Chris Sarage ’92 went from working at Amherst’s Antonio’s Pizza to opening up his own place in Bolivia in the world’s largest salt flat.


Chris Sarage, owner of Minuteman Pizza, is pictured in the Uyuni Salt Flats in Bolivia.
Andrew Dare Photography; Getty Images

You’ve been traveling by train for many hours across the Bolivian Altiplano from Oruro. Leaning your cheek wearily against the window, you doze off. When the conductor announces your connection at Uyuni, you jolt awake—and can hardly believe what you see—a shining white landscape like an alien planet. Ravenous for nourishment and answers, you disembark and head straight for a place fabled among hungry travelers: a legendary pizza joint. 

Minuteman Revolutionary Pizza, founded by UMass Amherst alum Chris Sarage ’92, is surrounded by the Salar de Uyuni, the largest salt flat in the world.
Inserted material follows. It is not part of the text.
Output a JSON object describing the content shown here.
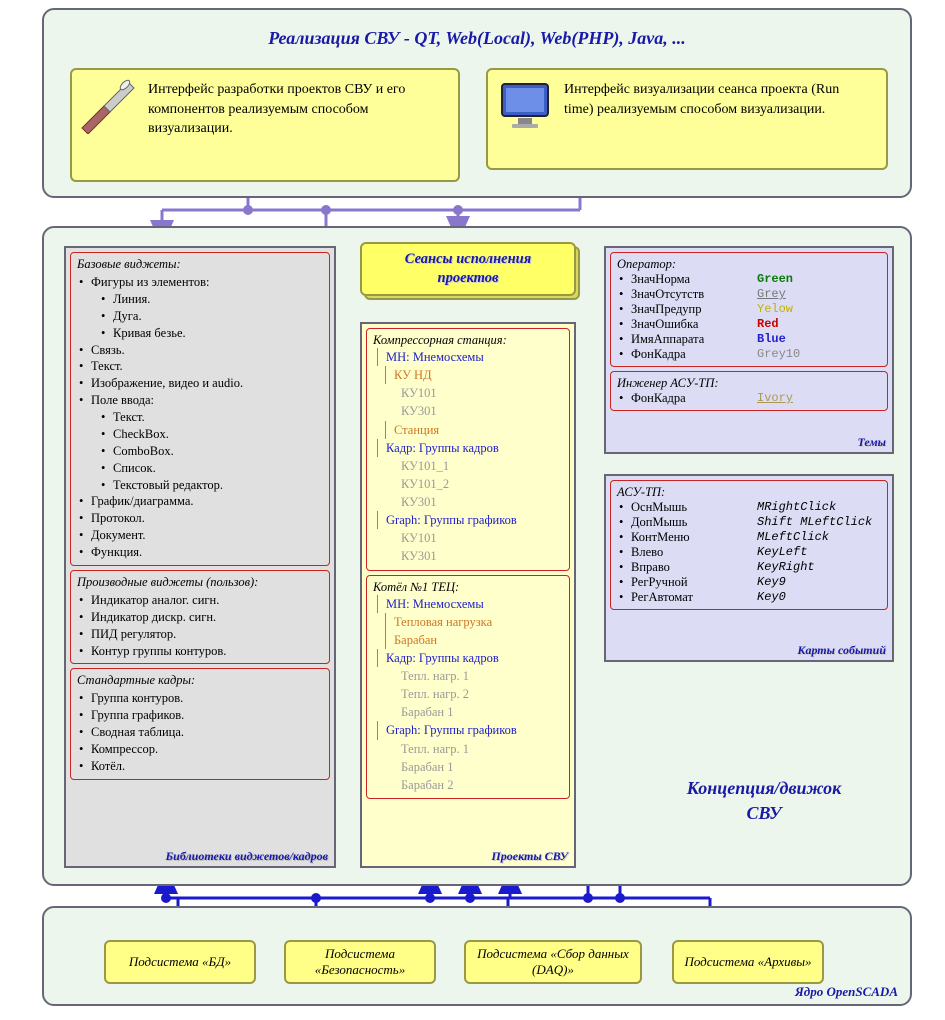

Thousands of square miles of salt left by the evaporation of an ancient inland sea have leveled so perfectly that you can see the curvature of Earth. Subsurface water causes the salt layer to crack into hexagons, and reflected light from the Salar de Uyuni can be seen all the way to the moon. 

A Spanish major and Latin American studies minor who went backpacking through Central America after graduation, Sarage began his career as a “slice slinger” at the newly opened Antonio’s Pizza in Amherst in 1992. That’s where he met his future wife, Sussy Duran, a visiting postgrad in environmental studies, eventually following her back to Bolivia where her parents operate the Toñito ecotourism hotel. He established his first pizzeria in La Paz in 1997 and then relocated to Uyuni in 2003. 

As pizza was new in Bolivia in 1997, Sarage fielded such questions as to whether it should come with rice and had to cut his own pizza boxes with a knife because there was no sup-plier for them. “Here,” he says, “you have to get it or you invent it.” He has since added local ingredients to his repertoire, including llama meat, quinoa flour, and salt from the salar.

The landscape still stuns Sarage with its strange beauty. “You can drive for hours without seeing the edge. You can get lost in the middle of this vast, surreal white desert—you walk on the salt and it looks like you are walking on snow, but it crunches. When it rains, and the salt covers up with water, it reflects everywhere.”